La vicenda giudiziaria tra origine da un decreto emesso dal Questore di Perugia con il quale veniva ordinata la cessazione dell’attività, qualificata come “illecita”, consistente in un servizio telefonico di cartomanzia.
Il Consiglio di Stato, premesso che l’ordinamento giuridico vieta espressamente il mestiere di ciarlatano, ha rilevato che tale non può essere considerata la cartomanzia, che anzi è presa espressamente in considerazione da diverse norme interne. Da ciò ne può essere ricavata la liceità, ma solo laddove sia svolta con modalità non truffaldine o comunque inidonee ad abusare della credulità popolare.
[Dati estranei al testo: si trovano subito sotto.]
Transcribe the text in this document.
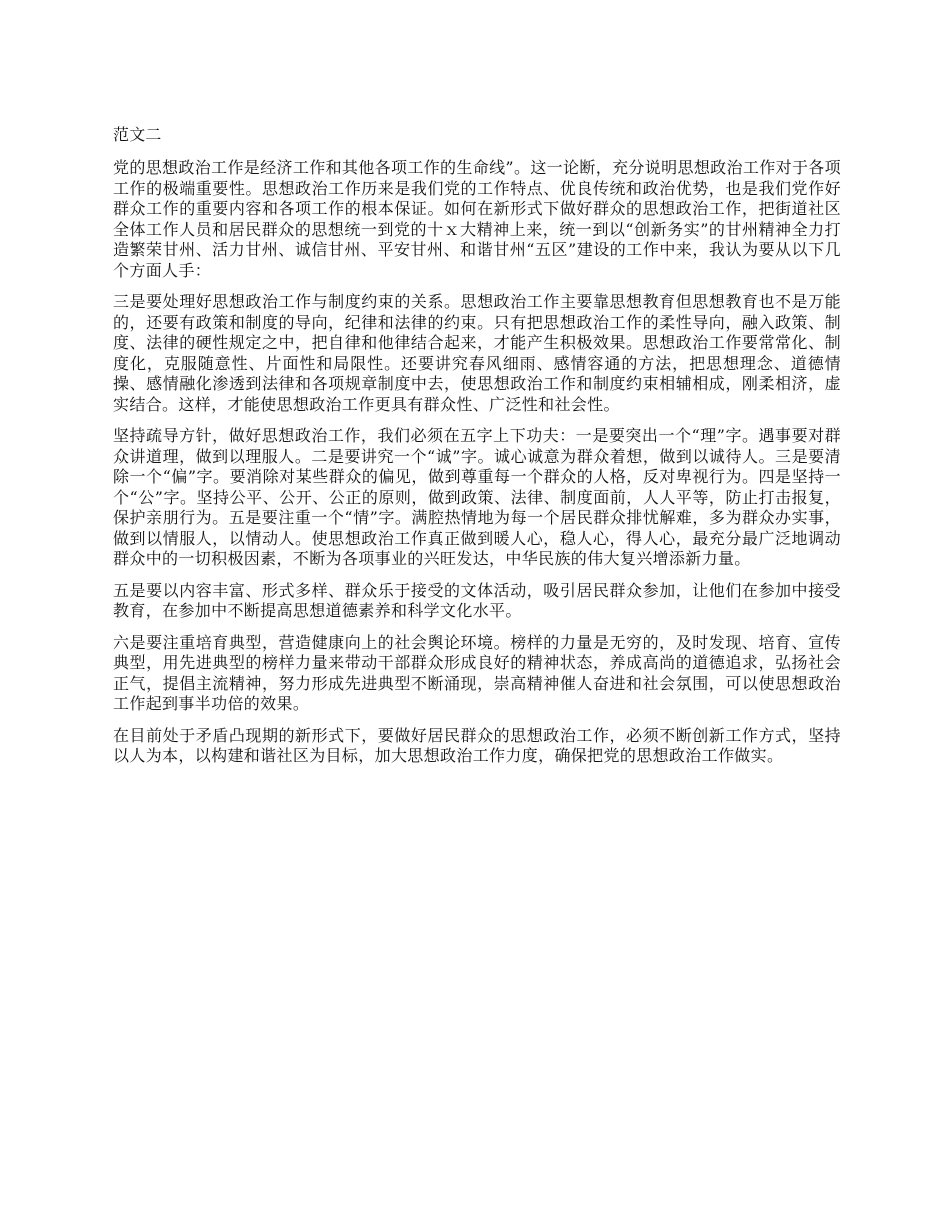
范文二

党的思想政治工作是经济工作和其他各项工作的生命线”。这一论断，充分说明思想政治工作对于各项工作的极端重要性。思想政治工作历来是我们党的工作特点、优良传统和政治优势，也是我们党作好群众工作的重要内容和各项工作的根本保证。如何在新形式下做好群众的思想政治工作，把街道社区全体工作人员和居民群众的思想统一到党的十ｘ大精神上来，统一到以“创新务实”的甘州精神全力打造繁荣甘州、活力甘州、诚信甘州、平安甘州、和谐甘州“五区”建设的工作中来，我认为要从以下几个方面人手：

三是要处理好思想政治工作与制度约束的关系。思想政治工作主要靠思想教育但思想教育也不是万能的，还要有政策和制度的导向，纪律和法律的约束。只有把思想政治工作的柔性导向，融入政策、制度、法律的硬性规定之中，把自律和他律结合起来，才能产生积极效果。思想政治工作要常常化、制度化，克服随意性、片面性和局限性。还要讲究春风细雨、感情容通的方法，把思想理念、道德情操、感情融化渗透到法律和各项规章制度中去，使思想政治工作和制度约束相辅相成，刚柔相济，虚实结合。这样，才能使思想政治工作更具有群众性、广泛性和社会性。

坚持疏导方针，做好思想政治工作，我们必须在五字上下功夫：一是要突出一个“理”字。遇事要对群众讲道理，做到以理服人。二是要讲究一个“诚”字。诚心诚意为群众着想，做到以诚待人。三是要清除一个“偏”字。要消除对某些群众的偏见，做到尊重每一个群众的人格，反对卑视行为。四是坚持一个“公”字。坚持公平、公开、公正的原则，做到政策、法律、制度面前，人人平等，防止打击报复，保护亲朋行为。五是要注重一个“情”字。满腔热情地为每一个居民群众排忧解难，多为群众办实事，做到以情服人，以情动人。使思想政治工作真正做到暖人心，稳人心，得人心，最充分最广泛地调动群众中的一切积极因素，不断为各项事业的兴旺发达，中华民族的伟大复兴增添新力量。

五是要以内容丰富、形式多样、群众乐于接受的文体活动，吸引居民群众参加，让他们在参加中接受教育，在参加中不断提高思想道德素养和科学文化水平。

六是要注重培育典型，营造健康向上的社会舆论环境。榜样的力量是无穷的，及时发现、培育、宣传典型，用先进典型的榜样力量来带动干部群众形成良好的精神状态，养成高尚的道德追求，弘扬社会正气，提倡主流精神，努力形成先进典型不断涌现，崇高精神催人奋进和社会氛围，可以使思想政治工作起到事半功倍的效果。

在目前处于矛盾凸现期的新形式下，要做好居民群众的思想政治工作，必须不断创新工作方式，坚持以人为本，以构建和谐社区为目标，加大思想政治工作力度，确保把党的思想政治工作做实。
In altre parole, finché la prestazione cartomantica viene offerta nella sua reale essenza ed il corrispettivo pattuito conserva un ragionevole equilibrio con la stessa, non si pongono particolari esigenze tali da far dubitare della sua liceità.
Laddove, invece, alla stessa vengano attribuite proprietà prodigiose o taumaturgiche e, facendo leva su di esse, sia richiesto un corrispettivo sproporzionato rispetto alla sua valenza meramente “consolatoria”, potrà dirsi integrata l’ipotesi (vietata) della “ciarlataneria”.